Peter Burke’e göre ise adap klasik hümanizmin temelidir. Yapıları gereğince bu bilimler insiyaki-sezgisel ve dini ilimlerde olduğu gibi belirli bir metnin (muğlak-öznel) bir yorumuna bağlı değildir. Aksine deney ve gözleme dayalıdırlar.
Adap, müeddip taifesinin gözünde sonsuz bir bilgi deryasında seyahattir adeta. Özellikle felsefe ve sorgulama ile iç içe olduğundan ve klasik İslam uleması “bila keyf!” (nasıl olduğunu sorma!) düsturu ile çatıştığı için dini çevrelerce hoş karşılanmamış ve medrese müfredatına dahil edilmemiştir.
Günümüzde İslam dünyasının bilim ve özgür düşünce sahasında bulunduğu yerin tarihsel kökeni de yine bu çatışmanın sınırları içinde aranmalıdır.

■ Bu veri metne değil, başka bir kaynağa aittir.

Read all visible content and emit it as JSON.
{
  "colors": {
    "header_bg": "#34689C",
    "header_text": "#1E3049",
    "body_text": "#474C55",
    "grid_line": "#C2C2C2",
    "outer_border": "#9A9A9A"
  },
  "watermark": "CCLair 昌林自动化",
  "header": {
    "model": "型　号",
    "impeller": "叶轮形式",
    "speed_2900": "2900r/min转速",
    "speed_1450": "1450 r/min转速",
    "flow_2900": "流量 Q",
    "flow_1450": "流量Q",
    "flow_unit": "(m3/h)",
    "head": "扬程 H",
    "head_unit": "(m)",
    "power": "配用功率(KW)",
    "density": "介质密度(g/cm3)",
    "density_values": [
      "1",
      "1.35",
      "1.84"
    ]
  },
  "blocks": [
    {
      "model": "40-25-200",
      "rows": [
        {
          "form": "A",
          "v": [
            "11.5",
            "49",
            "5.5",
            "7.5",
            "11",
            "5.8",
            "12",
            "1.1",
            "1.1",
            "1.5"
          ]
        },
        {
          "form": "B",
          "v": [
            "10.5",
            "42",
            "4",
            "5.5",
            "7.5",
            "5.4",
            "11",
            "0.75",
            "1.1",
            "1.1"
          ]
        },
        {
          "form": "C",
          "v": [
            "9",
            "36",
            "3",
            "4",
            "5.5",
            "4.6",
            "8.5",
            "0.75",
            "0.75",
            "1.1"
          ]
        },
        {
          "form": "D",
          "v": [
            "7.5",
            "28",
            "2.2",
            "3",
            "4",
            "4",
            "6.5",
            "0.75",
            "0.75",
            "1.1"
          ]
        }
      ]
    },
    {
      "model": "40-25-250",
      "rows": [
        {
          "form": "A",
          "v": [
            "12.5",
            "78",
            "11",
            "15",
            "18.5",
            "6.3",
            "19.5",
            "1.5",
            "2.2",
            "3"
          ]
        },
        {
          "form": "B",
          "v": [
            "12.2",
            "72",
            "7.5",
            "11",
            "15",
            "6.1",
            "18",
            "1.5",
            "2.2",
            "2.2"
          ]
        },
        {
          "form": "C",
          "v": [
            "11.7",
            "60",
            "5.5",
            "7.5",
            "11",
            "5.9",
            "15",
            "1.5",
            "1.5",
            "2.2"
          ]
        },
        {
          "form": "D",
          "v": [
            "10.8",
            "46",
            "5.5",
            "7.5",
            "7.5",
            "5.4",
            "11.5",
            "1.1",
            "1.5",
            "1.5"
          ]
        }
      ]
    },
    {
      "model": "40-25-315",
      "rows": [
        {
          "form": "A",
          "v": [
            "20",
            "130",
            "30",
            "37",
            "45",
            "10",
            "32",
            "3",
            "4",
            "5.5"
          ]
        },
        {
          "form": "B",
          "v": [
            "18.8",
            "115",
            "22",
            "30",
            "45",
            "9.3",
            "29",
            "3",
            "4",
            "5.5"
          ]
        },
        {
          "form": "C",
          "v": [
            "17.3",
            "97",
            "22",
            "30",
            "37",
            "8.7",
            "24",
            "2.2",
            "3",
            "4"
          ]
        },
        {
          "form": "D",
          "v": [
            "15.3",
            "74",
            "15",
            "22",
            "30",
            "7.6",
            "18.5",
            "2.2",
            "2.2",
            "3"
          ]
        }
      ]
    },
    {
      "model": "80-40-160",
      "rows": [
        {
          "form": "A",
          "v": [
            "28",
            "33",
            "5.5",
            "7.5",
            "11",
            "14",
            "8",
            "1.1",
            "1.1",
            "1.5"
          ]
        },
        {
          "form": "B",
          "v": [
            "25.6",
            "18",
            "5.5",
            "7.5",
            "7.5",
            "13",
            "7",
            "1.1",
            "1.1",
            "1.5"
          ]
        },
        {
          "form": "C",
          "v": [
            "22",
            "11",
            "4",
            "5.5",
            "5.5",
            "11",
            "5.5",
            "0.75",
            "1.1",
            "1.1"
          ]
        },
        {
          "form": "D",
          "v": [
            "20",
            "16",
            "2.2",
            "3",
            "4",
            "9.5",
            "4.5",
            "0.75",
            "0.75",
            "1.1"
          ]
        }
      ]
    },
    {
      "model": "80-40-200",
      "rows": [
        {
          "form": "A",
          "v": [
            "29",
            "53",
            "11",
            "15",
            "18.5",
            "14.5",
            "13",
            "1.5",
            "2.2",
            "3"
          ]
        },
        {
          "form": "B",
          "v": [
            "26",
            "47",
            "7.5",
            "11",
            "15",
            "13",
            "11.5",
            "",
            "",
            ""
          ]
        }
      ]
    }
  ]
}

ULEMANIN (FIKIHÇI ZİHNİYETİN) KODLARI
Bu çatışma noktalarını ele almamızın temel nedeni ise İslam ulemasının tarih boyunca İslam “tebası/reayası” üzerindeki otorite iddiası ve bu iddiayı temellendirdiği meşruiyet zeminini tahlil etmektir. Weberyen literatüre göre, ulema, toplumsal ayrıcalığını ideolojik otorite aracılığı ile tesis eder. Ayrıcalıktan kastımız ise kısaca şöyle özetlenebilir: Ulema, başta Kur’an olmak üzere dini metinlere erişim sahibidir. Metinleri anlar, yorumlar ve nihayetinde buradan bir yasa-şeriat çıkartır.

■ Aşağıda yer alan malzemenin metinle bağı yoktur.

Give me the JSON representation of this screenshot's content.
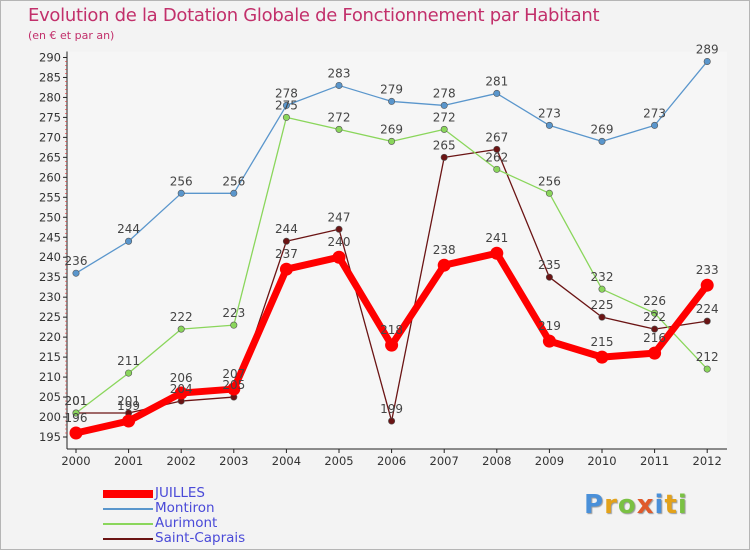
{
  "chart_data": {
    "type": "line",
    "title": "Evolution de la Dotation Globale de Fonctionnement par Habitant",
    "subtitle": "(en € et par an)",
    "xlabel": "",
    "ylabel": "",
    "ylim": [
      195,
      290
    ],
    "yticks": [
      195,
      200,
      205,
      210,
      215,
      220,
      225,
      230,
      235,
      240,
      245,
      250,
      255,
      260,
      265,
      270,
      275,
      280,
      285,
      290
    ],
    "categories": [
      "2000",
      "2001",
      "2002",
      "2003",
      "2004",
      "2005",
      "2006",
      "2007",
      "2008",
      "2009",
      "2010",
      "2011",
      "2012"
    ],
    "series": [
      {
        "name": "Saint-Caprais",
        "color": "#6b1414",
        "values": [
          201,
          201,
          204,
          205,
          244,
          247,
          199,
          265,
          267,
          235,
          225,
          222,
          224
        ]
      },
      {
        "name": "Aurimont",
        "color": "#8ad65b",
        "values": [
          201,
          211,
          222,
          223,
          275,
          272,
          269,
          272,
          262,
          256,
          232,
          226,
          212
        ]
      },
      {
        "name": "Montiron",
        "color": "#5a96cc",
        "values": [
          236,
          244,
          256,
          256,
          278,
          283,
          279,
          278,
          281,
          273,
          269,
          273,
          289
        ]
      },
      {
        "name": "JUILLES",
        "color": "#ff0000",
        "values": [
          196,
          199,
          206,
          207,
          237,
          240,
          218,
          238,
          241,
          219,
          215,
          216,
          233
        ]
      }
    ],
    "legend_order": [
      "JUILLES",
      "Montiron",
      "Aurimont",
      "Saint-Caprais"
    ],
    "legend": "bottom-left",
    "grid": false
  },
  "logo": {
    "letters": [
      "P",
      "r",
      "o",
      "x",
      "i",
      "t",
      "i"
    ],
    "colors": [
      "#4a90d9",
      "#e3a21a",
      "#7ac143",
      "#e05a2b",
      "#4a90d9",
      "#e3a21a",
      "#7ac143"
    ]
  }
}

Temel hedef ise “teba”nın bu şeriata kayıtsız şartsız itaatidir. Ulemaya göre necat için bundan başka bir yol yoktur ve bu yolun rehber tekeli de kendi elindedir. Bu durumu kısaca şöyle de kavramsallaştırabiliriz: Ulema, ilahiyat (ortodoksi), şeriat (ortopraksi/doğru uygulama) ve düzen (siyasi otorite) ister.
Terimleri de kısaca açalım: Ortodoksi “doğru inanç” demektir. Ulema bilgisini Tanrı’ya bağlar. Vahyi ve Hz. Peygamber’in sünnetini yorumlar. Buradan bir ilahiyat doğar ki (akide) ulema bunu zaman içinde dört temel mezhep (Hanefi-Şafi-Maliki-Hanbeli) halinde yorumlamış ve adeta dondurmuştur. (Şii akidesi ise bunların dışında başka bir ilahiyatı teşkil eder.) İşte bu dört mezhebin ortaya koyduğu fıkıh ise ortopraksi’yi; yani şeriatı oluşturur. (İbadat ve muamelat).
KURUMSALLAŞMA
Bu noktadan sonra ulemanın artık bu iki olguyu “teba”ya empoze edebilmesi için siyasi bir güce ihtiyacı vardır; zira ancak bu şekilde düzen; yani adalet sağlanır ve necata giden yol açılır.
Başka bir deyişle, dört mezhepten herhangi birine intisap etmiş olan ulemanın doğru bilgi ve onun uygulaması üzerinde (icazet ve isnat ile) adeta bir tekeli mevcuttur; işte ideolojik otoritesini bu tekelden alır. (Farklı görüş ve kişileri tekfir yetkisini de). Bir nevi ruhban sınıfı da denilebilir.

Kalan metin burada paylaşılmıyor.